If you take “intent doesn’t matter” to its extreme, you make it impossible for camp, black comedy, and satire to exist. Or at least, if it still exists, it’s been rendered so toothless as to be inert.

(I should probably mention that I’m talking about actual satire, and not the version in which anybody who’s been called out for being an asshole immediately and invariably shouts “it was satire!” as their first line of defense. Because come on, nobody actually believes it).

Even if that’s an over-exaggeration of “intent doesn’t matter,” the idea is arrogant and reductive at its core. It assumes that an audience’s interpretation — or more often, a hypothetical audience’s interpretation, since it too often looks for potential offense instead of responding to actual offense — takes precedence over the author’s, instead of being on equal footing with it.

That reduces your media analysis to be based on your own assumptions and your own experience, without needing to challenge those assumptions. If you assume that a negative or stereotypical depiction is negative or stereotypical regardless of intent, you ignore the potential for an artist to use that depiction to say something that’s not completely literal. Literal in the same sense as putting disclaimers before cartoons that have racist caricatures, for instance. Having to explicitly acknowledge “this is bad and we, the artists who created this material or the publishers responsible for releasing it, know that it is bad” in a way that can’t possibly be misinterpreted by even the most stubborn person in the audience.
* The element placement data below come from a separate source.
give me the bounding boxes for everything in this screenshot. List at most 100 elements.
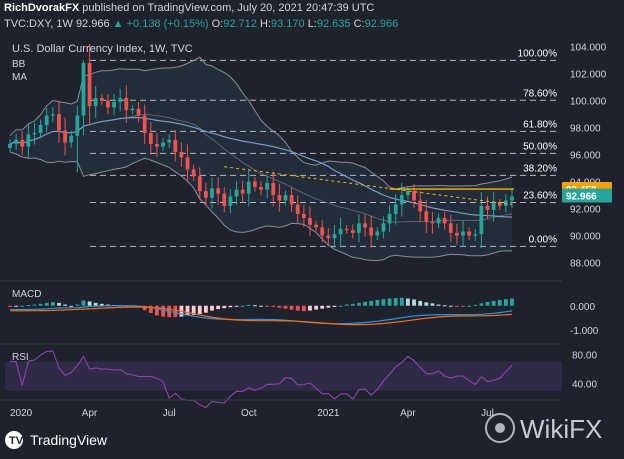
macd-axis[interactable]: 0.000 -1.000 [570,302,599,337]
price-pane[interactable]: U.S. Dollar Currency Index, 1W, TVC BB M… [5,40,562,276]
symbol-line: TVC:DXY, 1W 92.966 ▲ +0.138 (+0.15%) O:9… [4,18,398,30]
macd-title: MACD [12,289,41,300]
macd-bar [155,305,159,316]
candle-body [479,205,484,235]
candle-body [228,196,233,206]
macd-bar [320,305,325,309]
fib-label: 38.20% [523,163,557,174]
candle-body [38,124,43,134]
macd-bar [87,301,92,306]
candle-body [69,135,74,143]
rsi-tick-label: 40.00 [572,379,597,390]
candle-body [155,143,159,147]
moving-average [9,116,513,218]
wikifx-watermark: WikiFX [485,413,602,444]
macd-bar [222,305,227,309]
time-tick-label: Jul [481,408,494,419]
time-tick-label: Jul [163,408,176,419]
candle-body [295,204,300,214]
macd-bar [81,300,86,306]
macd-pane[interactable]: MACD [8,289,514,326]
rsi-pane[interactable]: RSI [5,350,562,409]
macd-bar [430,303,435,306]
author-name[interactable]: RichDvorakFX [4,2,80,14]
candle-body [467,231,472,236]
candle-body [399,195,404,205]
close-label: C: [353,18,365,30]
macd-bar [350,303,355,306]
macd-bar [20,305,25,307]
indicator-ma-label: MA [12,72,27,83]
macd-bar [50,302,55,306]
macd-bar [197,305,202,314]
candle-body [197,176,202,192]
macd-bar [148,305,153,313]
candle-body [455,232,459,236]
tradingview-logo[interactable]: TV TradingView [5,431,108,449]
macd-bar [69,305,74,307]
candle-body [381,223,386,232]
macd-bar [234,305,239,307]
candle-body [393,204,398,214]
time-axis[interactable]: 2020 Apr Jul Oct 2021 Apr Jul [10,408,494,419]
macd-bar [295,305,300,311]
bollinger-fill-area [10,57,512,261]
macd-bar [338,305,343,307]
candle-body [161,142,165,147]
wikifx-logo-dot [495,423,505,433]
candle-body [412,191,416,201]
candle-body [497,203,502,206]
symbol-text[interactable]: TVC:DXY, 1W [4,18,73,30]
macd-bar [26,305,31,307]
candle-body [387,213,392,224]
fib-label: 100.00% [518,48,558,59]
price-badge-label: 92.966 [566,192,597,203]
candle-body [130,108,135,111]
macd-bar [467,305,472,307]
candle-body [99,97,104,101]
fib-label: 78.60% [523,88,557,99]
macd-bar [479,303,484,306]
open-label: O: [211,18,224,30]
candle-body [344,228,349,231]
time-tick-label: Apr [82,408,98,419]
macd-bar [399,297,404,306]
macd-bar [381,299,386,306]
price-tick-label: 96.000 [570,151,601,162]
macd-bar [387,298,392,306]
macd-bar [106,304,110,306]
macd-bar [99,303,104,306]
price-tick-label: 98.000 [570,124,601,135]
tradingview-logo-icon [5,431,23,449]
rsi-band [5,361,562,391]
candle-body [26,134,31,147]
macd-bar [271,305,276,307]
candle-body [338,228,343,235]
rsi-axis[interactable]: 80.00 40.00 [572,350,597,390]
rsi-title: RSI [12,352,29,363]
macd-bar [503,299,508,306]
bollinger-lower [9,151,513,262]
macd-bar [497,299,502,306]
descending-trendline [224,166,513,206]
candle-body [240,189,245,194]
macd-bar [216,305,221,310]
macd-bar [357,302,361,306]
macd-bar [57,302,61,306]
macd-bar [510,298,514,306]
fib-label: 50.00% [523,141,557,152]
price-axis[interactable]: 104.000102.000100.00098.00096.00094.0009… [570,43,607,270]
candle-body [148,133,153,144]
candle-body [191,169,196,177]
open-value: 92.712 [223,18,257,30]
macd-bar [277,305,282,308]
chart-title: U.S. Dollar Currency Index, 1W, TVC [12,43,193,55]
macd-bar [265,305,270,307]
candle-body [93,97,98,107]
candle-body [222,193,227,206]
candle-body [259,186,263,190]
macd-bar [14,305,19,307]
macd-bar [289,305,294,310]
macd-bar [246,305,251,307]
Even if it’s being used to establish a time or place, to consider themes of racial or cultural identity, or to comment on the stereotypical depiction itself. Or all three, like for instance, all of the anti-semitic (and anti-Italian, and anti-Irish, and misogynist, and homophobic) material in Miller’s Crossing. Removing any of that from the movie would cheapen it irreparably. It’s as impassive as its protagonist when it comes to questions of loyalty and morality, and it defiantly resists a literal interpretation, a declaration of who’s good and who’s bad and what it all means.

If you’ve only got the one hammer and approach every piece of art looking for nails, you’re shutting out the potential for art to change how you think. Treating every negative depiction as interchangeable imposes a new sort of Hays Code on art: context is irrelevant, only the depiction matters. Eventually, you end up with a cargo cult going through the motions of progressive representation instead of making actual progress. It becomes a list of approved and taboo depictions, instead of more thoughtful consideration of what makes a depiction negative or how it actually affects people.

And even if you don’t believe in — or don’t care about — the potential chilling effect, it’s still just an extremely shallow and ignorant way to approach art. I don’t understand watching something with such a lack of humility that you refuse to consider that it’s challenging your assumptions instead of just reinforcing them. If you genuinely believe in diversity of representation, then excluding anyone’s voice from the conversation goes against that.